Mas é melhor não analisar o encontro de Victoria Nuland com ONGs brasileiras. É preciso ridicularizar o Capitólio, estrelas da FOX ou a presença brasileira da sucessora de Damares na Conferência sobre Liberdade de Religião. Difícil foi explicar o golpe de 2016, ou a presença de Liliane Ayalde como embaixadora dos EUA entre 2013 e 2016 por aqui, após Honduras e Paraguai. “Essa é a essência do bem usado algoritmo político ocidental – inventar uma história falsa e aumentar o hype como se fosse uma catástrofe universal por alguns dias, enquanto bloqueia o acesso das pessoas a informações ou avaliações alternativas, e quando algum fato é revelado completamente, eles são simplesmente ignorados – na melhor das hipóteses mencionados nas últimas páginas das notícias em letras pequenas”. A frase é de um dirigente censurado pela mídia livre ocidental.
Detalhando: é fácil (e quase obrigatório) mostrar os crimes presentes no “kit gay” e nas elucubrações de um Carluxo ou Allan da vida. No entanto, ninguém espera (é proibido) que se faça o mesmo com a Lava Jato e com Moro. Voltemos aos medos mais fáceis e bem aceitos pelos taumaturgos da opinião pública.
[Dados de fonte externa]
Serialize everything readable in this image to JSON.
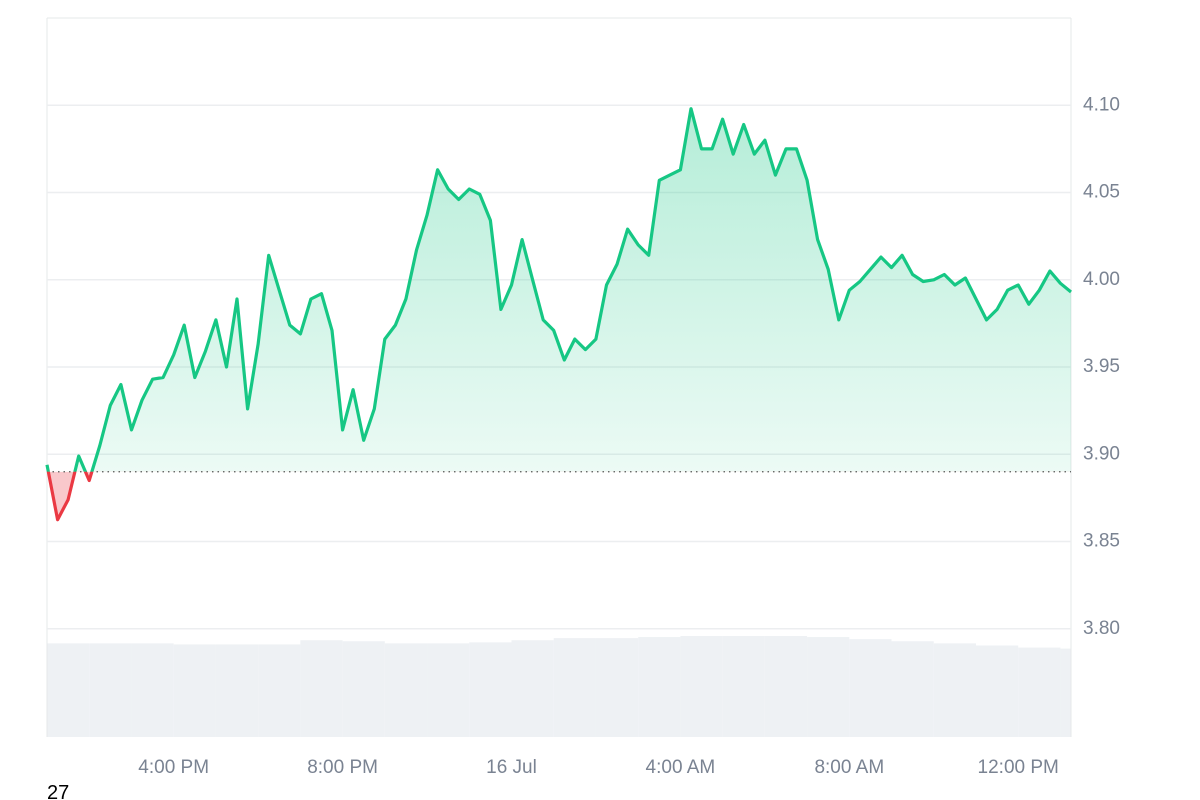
{
  "chart_data": {
    "type": "line",
    "x": [
      13,
      13.25,
      13.5,
      13.75,
      14,
      14.25,
      14.5,
      14.75,
      15,
      15.25,
      15.5,
      15.75,
      16,
      16.25,
      16.5,
      16.75,
      17,
      17.25,
      17.5,
      17.75,
      18,
      18.25,
      18.5,
      18.75,
      19,
      19.25,
      19.5,
      19.75,
      20,
      20.25,
      20.5,
      20.75,
      21,
      21.25,
      21.5,
      21.75,
      22,
      22.25,
      22.5,
      22.75,
      23,
      23.25,
      23.5,
      23.75,
      24,
      24.25,
      24.5,
      24.75,
      25,
      25.25,
      25.5,
      25.75,
      26,
      26.25,
      26.5,
      26.75,
      27,
      27.25,
      27.5,
      27.75,
      28,
      28.25,
      28.5,
      28.75,
      29,
      29.25,
      29.5,
      29.75,
      30,
      30.25,
      30.5,
      30.75,
      31,
      31.25,
      31.5,
      31.75,
      32,
      32.25,
      32.5,
      32.75,
      33,
      33.25,
      33.5,
      33.75,
      34,
      34.25,
      34.5,
      34.75,
      35,
      35.25,
      35.5,
      35.75,
      36,
      36.25,
      36.5,
      36.75,
      37,
      37.25
    ],
    "series": [
      {
        "color": "#16c784",
        "negative_color": "#ea3943",
        "values": [
          3.894,
          3.8625,
          3.874,
          3.899,
          3.885,
          3.905,
          3.928,
          3.94,
          3.914,
          3.931,
          3.943,
          3.944,
          3.957,
          3.974,
          3.944,
          3.959,
          3.977,
          3.95,
          3.989,
          3.926,
          3.963,
          4.014,
          3.994,
          3.974,
          3.969,
          3.989,
          3.992,
          3.971,
          3.914,
          3.937,
          3.908,
          3.926,
          3.966,
          3.974,
          3.989,
          4.017,
          4.037,
          4.063,
          4.052,
          4.046,
          4.052,
          4.049,
          4.034,
          3.983,
          3.997,
          4.023,
          4.0,
          3.977,
          3.971,
          3.954,
          3.966,
          3.96,
          3.966,
          3.997,
          4.009,
          4.029,
          4.02,
          4.014,
          4.057,
          4.06,
          4.063,
          4.098,
          4.075,
          4.075,
          4.092,
          4.072,
          4.089,
          4.072,
          4.08,
          4.06,
          4.075,
          4.075,
          4.057,
          4.023,
          4.006,
          3.977,
          3.994,
          3.999,
          4.006,
          4.013,
          4.007,
          4.014,
          4.003,
          3.999,
          4.0,
          4.003,
          3.997,
          4.001,
          3.989,
          3.977,
          3.983,
          3.994,
          3.997,
          3.986,
          3.994,
          4.005,
          3.998,
          3.993
        ]
      }
    ],
    "baseline": 3.89,
    "volume": {
      "color": "#eef1f4",
      "values": [
        89,
        89,
        89,
        88,
        88,
        88,
        92,
        91,
        89,
        89,
        90,
        92,
        94,
        94,
        95,
        96,
        96,
        96,
        95,
        93,
        91,
        89,
        87,
        85,
        84
      ]
    },
    "xlim": [
      13,
      37.25
    ],
    "xticks": [
      {
        "value": 16,
        "label": "4:00 PM"
      },
      {
        "value": 20,
        "label": "8:00 PM"
      },
      {
        "value": 24,
        "label": "16 Jul"
      },
      {
        "value": 28,
        "label": "4:00 AM"
      },
      {
        "value": 32,
        "label": "8:00 AM"
      },
      {
        "value": 36,
        "label": "12:00 PM"
      }
    ],
    "ylim": [
      3.738,
      4.15
    ],
    "yticks": [
      {
        "value": 3.8,
        "label": "3.80"
      },
      3.85,
      {
        "value": 3.9,
        "label": "3.90"
      },
      3.95,
      {
        "value": 4.0,
        "label": "4.00"
      },
      4.05,
      {
        "value": 4.1,
        "label": "4.10"
      }
    ],
    "grid": true,
    "footnote": "27"
  }
}
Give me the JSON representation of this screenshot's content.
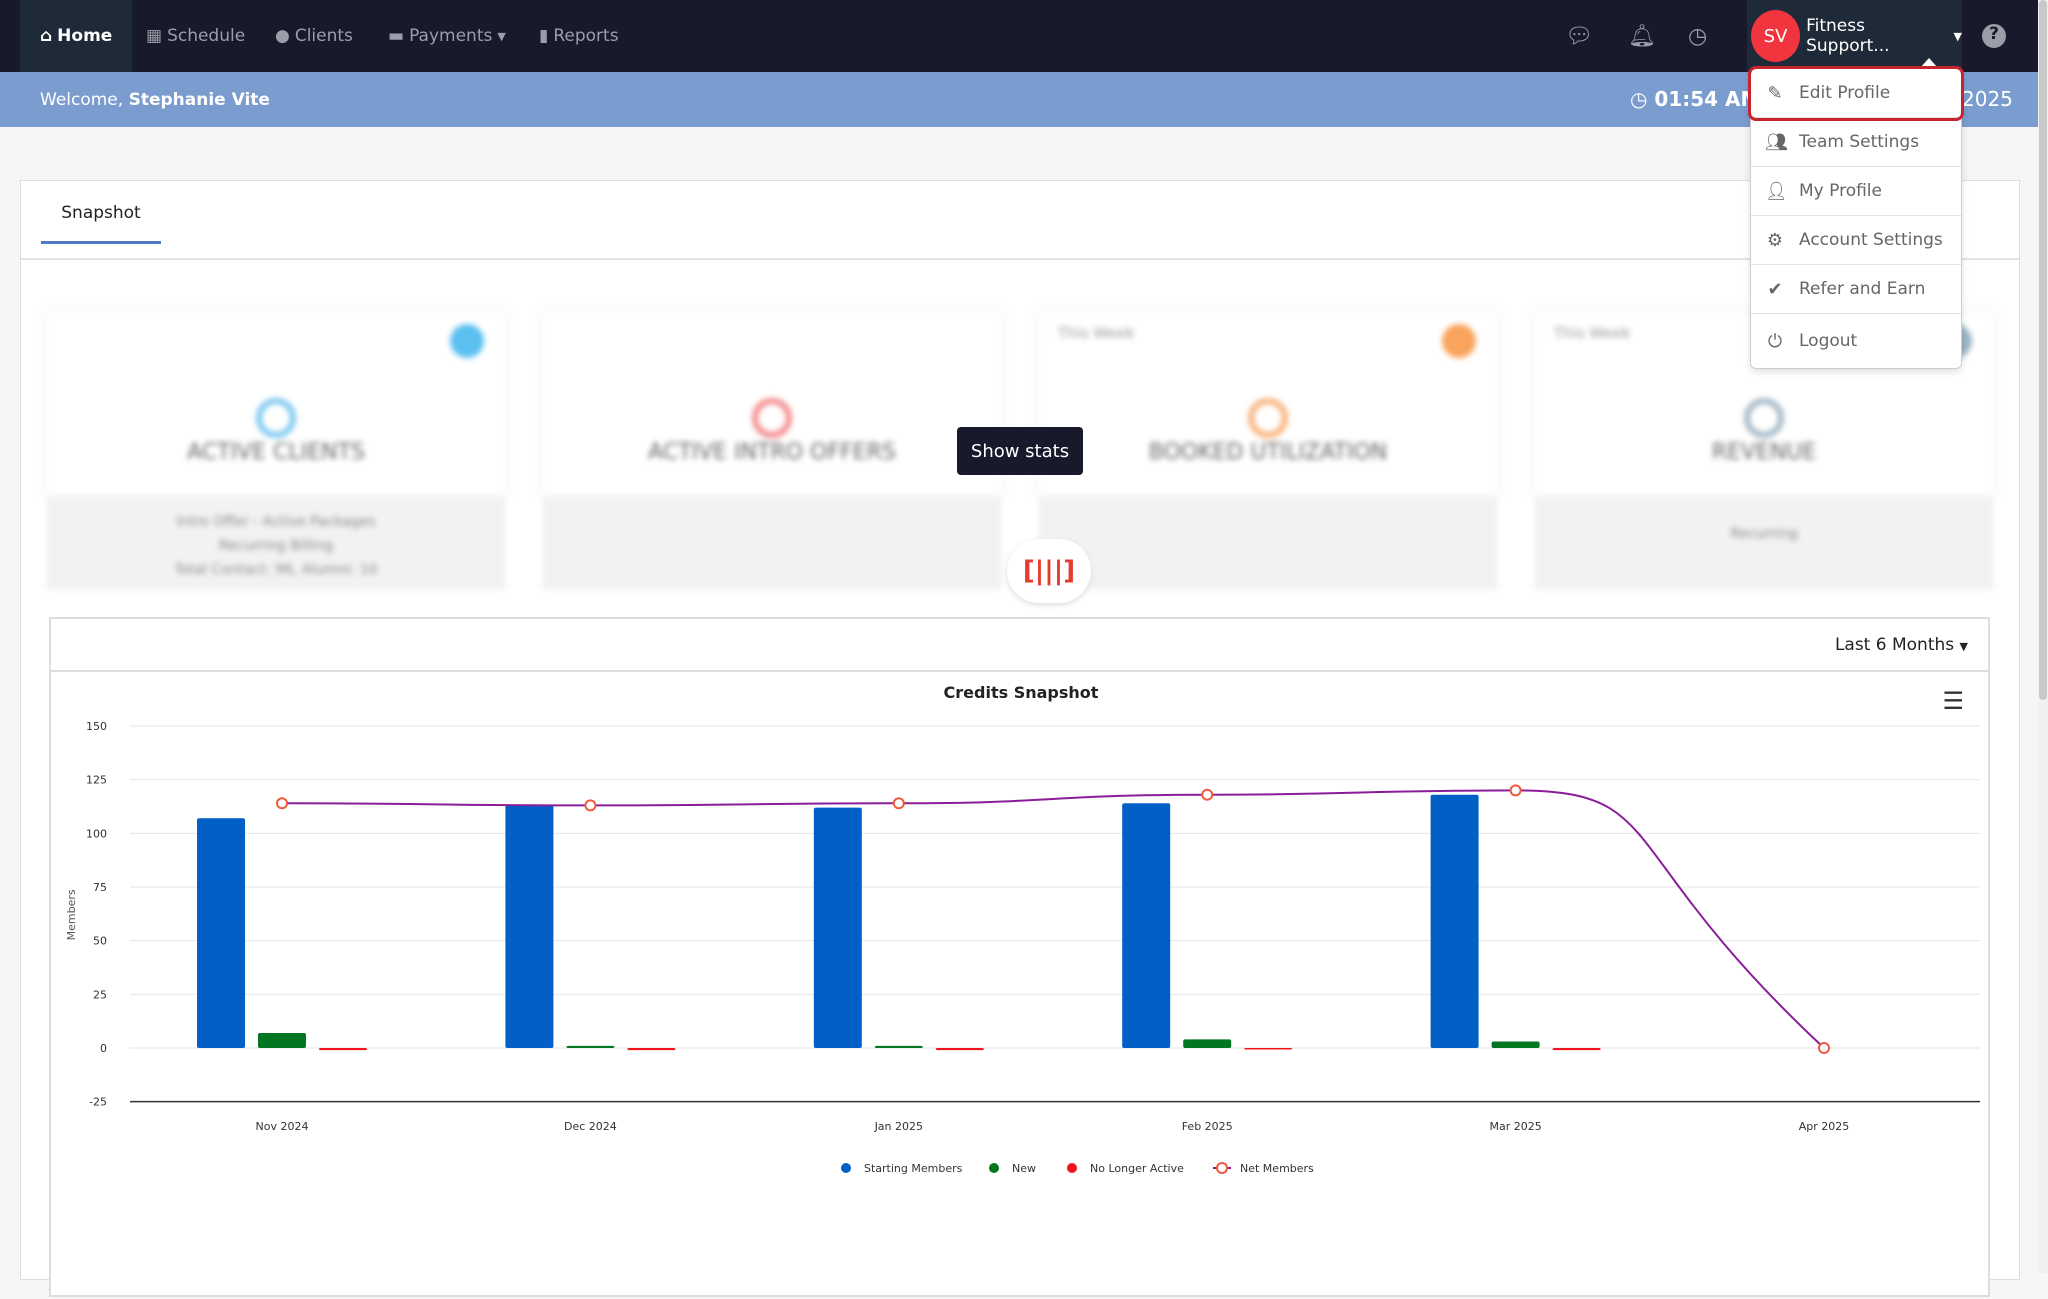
{
  "nav": {
    "items": [
      {
        "label": "Home",
        "icon": "home-icon"
      },
      {
        "label": "Schedule",
        "icon": "calendar-icon"
      },
      {
        "label": "Clients",
        "icon": "user-icon"
      },
      {
        "label": "Payments",
        "icon": "credit-card-icon"
      },
      {
        "label": "Reports",
        "icon": "bar-chart-icon"
      }
    ],
    "profile": {
      "initials": "SV",
      "name": "Fitness Support..."
    }
  },
  "welcome": {
    "prefix": "Welcome, ",
    "name": "Stephanie Vite",
    "time": "01:54 AM",
    "date_fragment": "2025"
  },
  "dropdown": [
    {
      "label": "Edit Profile",
      "icon": "pencil-icon"
    },
    {
      "label": "Team Settings",
      "icon": "users-icon"
    },
    {
      "label": "My Profile",
      "icon": "user-icon"
    },
    {
      "label": "Account Settings",
      "icon": "gear-icon"
    },
    {
      "label": "Refer and Earn",
      "icon": "check-icon"
    },
    {
      "label": "Logout",
      "icon": "power-icon"
    }
  ],
  "tabs": {
    "snapshot": "Snapshot"
  },
  "cards": [
    {
      "title": "ACTIVE CLIENTS",
      "lines": [
        "Intro Offer - Active Packages",
        "Recurring Billing",
        "Total Contact: 96, Alumni: 10"
      ]
    },
    {
      "title": "ACTIVE INTRO OFFERS",
      "lines": []
    },
    {
      "title": "BOOKED UTILIZATION",
      "week": "This Week",
      "lines": []
    },
    {
      "title": "REVENUE",
      "week": "This Week",
      "lines": [
        "Recurring"
      ]
    }
  ],
  "tooltip": "Show stats",
  "chart_header": {
    "range": "Last 6 Months"
  },
  "chart_data": {
    "type": "bar",
    "title": "Credits Snapshot",
    "ylabel": "Members",
    "xlabel": "",
    "ylim": [
      -25,
      150
    ],
    "yticks": [
      150,
      125,
      100,
      75,
      50,
      25,
      0,
      -25
    ],
    "grid": true,
    "legend": "bottom",
    "categories": [
      "Nov 2024",
      "Dec 2024",
      "Jan 2025",
      "Feb 2025",
      "Mar 2025",
      "Apr 2025"
    ],
    "series": [
      {
        "name": "Starting Members",
        "type": "bar",
        "color": "#0060c6",
        "values": [
          107,
          113,
          112,
          114,
          118,
          null
        ]
      },
      {
        "name": "New",
        "type": "bar",
        "color": "#017520",
        "values": [
          7,
          1,
          1,
          4,
          3,
          null
        ]
      },
      {
        "name": "No Longer Active",
        "type": "bar",
        "color": "#f0141e",
        "values": [
          -1,
          -1,
          -1,
          0,
          -1,
          null
        ]
      },
      {
        "name": "Net Members",
        "type": "line",
        "color": "#8b1d9b",
        "marker": "#ef5a3c",
        "values": [
          114,
          113,
          114,
          118,
          120,
          0
        ]
      }
    ]
  }
}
Essa ode ao medo, ao pavor social, irá recrudescer nos próximos meses. Os encontros do presidente e seus comparsas podem garantir fazendas de robôs, boatos e mentiras em série, atentados forjados, ataques cibernéticos e outras formas de semear o terror e a insegurança social. Bolsonaristas (ou que tais) irão mostrar que o comunismo e a imoralidade estão prestes a destruir o mundo. Que há uma luta santa, e tudo o mais que já vimos e ouvimos. Fatos encenados podem ganhar o palco. Reputações serão atacadas. As redes sociais progressistas enfrentarão tempestades nos meses a seguir.
Talvez a campanha de Lula esteja bem preparada para isso, em termos de inteligência e tecnologia. Talvez. Mas a luta por uma desestabilização de um governo petista após a campanha irá prosseguir. E é bom se preparar para resistir a quem comanda os fios das marionetes.
O medo que nos mandam sentir é de um golpe. Faz tempo, ele está aí e seguimos em frente. O medo que eles sentem, por sua vez, é de perder o controle. O medo que eles sentem é da retomada de rumos mais autônomos do Brasil e da nossa região. O medo deles é que a volta de Lula é cada dia mais certa.